Drying my hands on my towel, I said, “Who is it?” “Some Tunde guy” Layefa replied handing me the phone. “Tunde?” I asked. The only Tunde that came to mind there and then was Tunde from accounting. I didn’t even know he had my phone number. “Delores, how are you?” he replied. Hearing the cheerful voice, I knew it was definitely Tunde Ojo. “Hi Tunde! I’m good oh. How u dey?” I said. “I jus dey oh. Just thought to check on you” he replied. “Awww. How sweet of you”. I said. “Yeah. That and I just heard some mother call her daughter Delores. As in I was so shocked that people actually still name their kids Delores” Tunde continued. “You’re not serious oh. What are you trying to say? That Delores is a yamayama name?” I joked. He laughed, then said “At all oh...don’t mind me joh. How is your husband?” “He is very well, thank you. How are your sister and her family?” I said. “They are all good, thanks to God. It was really nice talking to you today, Delores,” he replied. “Yeah, you too, Tunde. See you tomorrow?” I said. “Yeah, have a lovely day,” he replied. We hung up. I looked at Layefa. He had this ‘I’m-not-even-gonna-ask look. The last time we talked about Tunde, I was complaining about how his constant cheerfulness irritated me. I just shrugged and threw the phone back on the bed. As I headed to the closet to pick out an outfit, Layefa said, “It’s like I’m going to shower oh”. “Better be fast sha…”, I started to say when I saw the clock. “it’s four-thirty!”. The service started at six sharp so we had to leave the house by five or be late.
I picked out one of my favourite Ankara dresses and placed it on the bed. Just as I was picking shoes, Layefa’s phone rang. “Have a baby by me, baby, be a millionaire…” his phone blared. It took me about a twenty seconds to find it under the pillow.
It was some Saida chic. He even had her picture saved with her number. “Layefa! Phone!” I yelled opening the bathroom door. “Huh?” he asked.

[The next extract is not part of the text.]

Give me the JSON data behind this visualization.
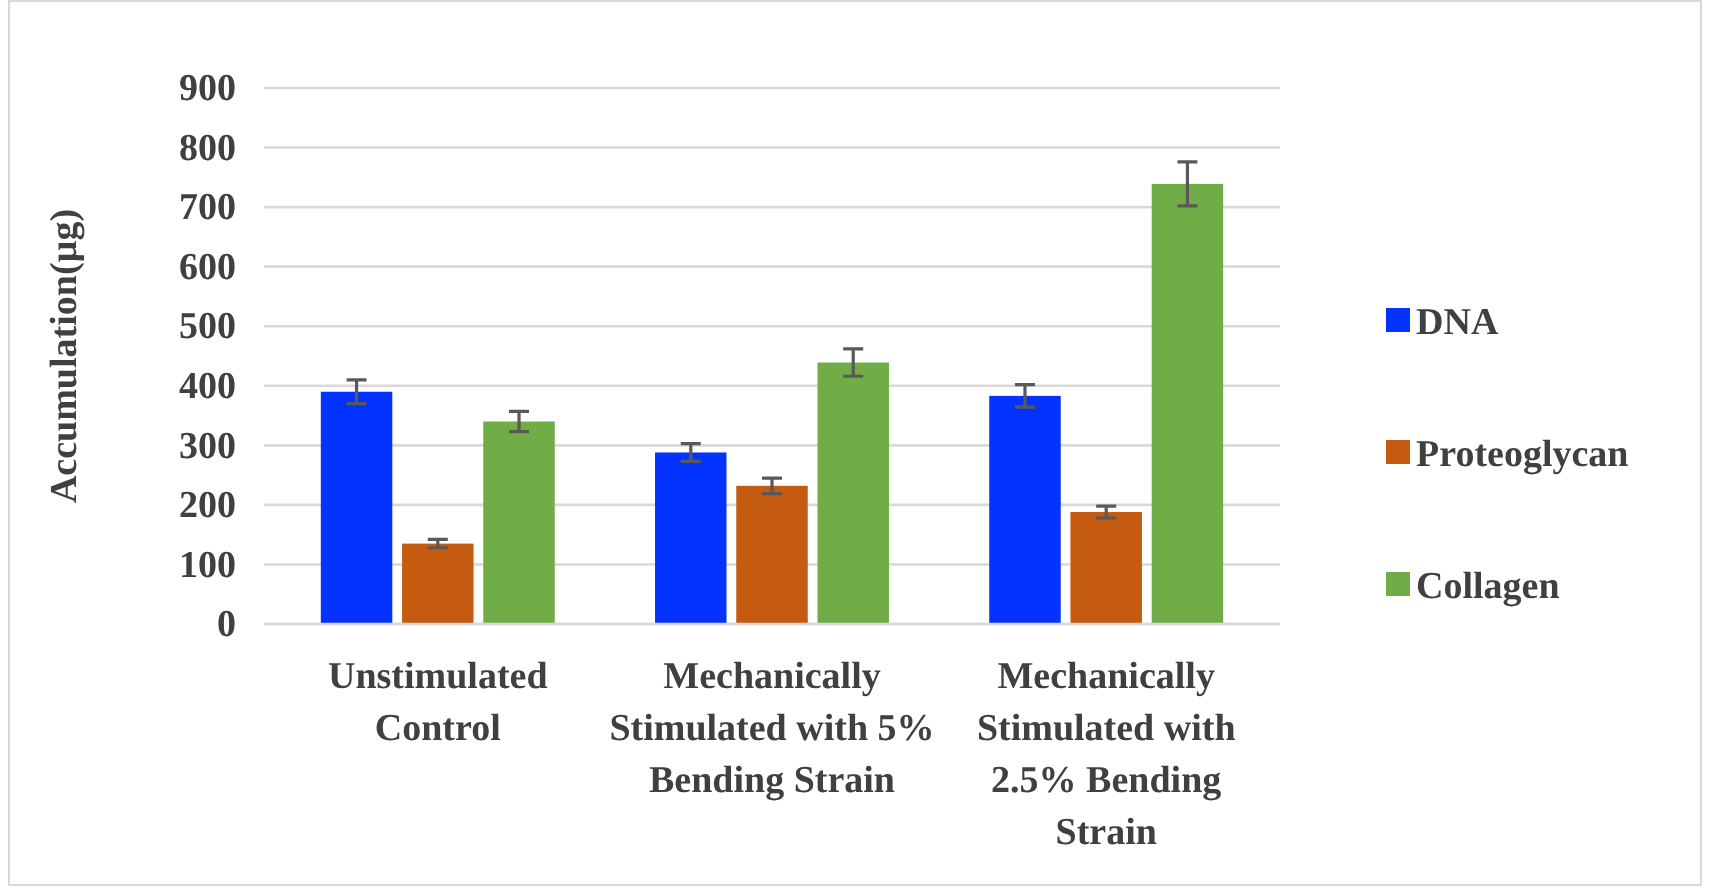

I decided to just pick up. “Hello?” I said. “Sweetie…” a sultry female voice with a thick mixture of British and Hausa accent replied. I almost said “Sweetie? Bitch you must have the wrong number!” but my momma taught me better than that. And really, what was the big deal in a lady calling Layefa. I mean he was totally cool when he picked up Tunde’s call. Right?
Clearing my throat I said, “Uh…Layefa’s in the bathroom right now. He’ll call you back, ok?”. I can swear I heard her mutter, “Damn! I can imagine!”. But then she said, “Oh. Alright then.” She replied and hung up immediately. No thank you? Did I sound like a fucking receptionist? Hissing, I slipped on my dress and shoes.
“Dee, what were were you saying?” Layefa said coming out of the bathroom. “you had
a phone call,” I said, “Saida”. His mouth formed an ‘O’ as he hurriedly threw a shirt on. It was five minutes to five. We were practically late already.
“You picked up? What did she say?” he asked. “Oh. Nothing. Told her you’ll call her back”, I replied. He nodded just as he zipped up his trousers. “You ready?” he asked gesturing towards the clock. I grabbed my jewellery and make-up purse, stuffed them in my bag and said, “Yep, meet ya downstairs!” if he wasn’t going to talk about the Saida babe, why should I?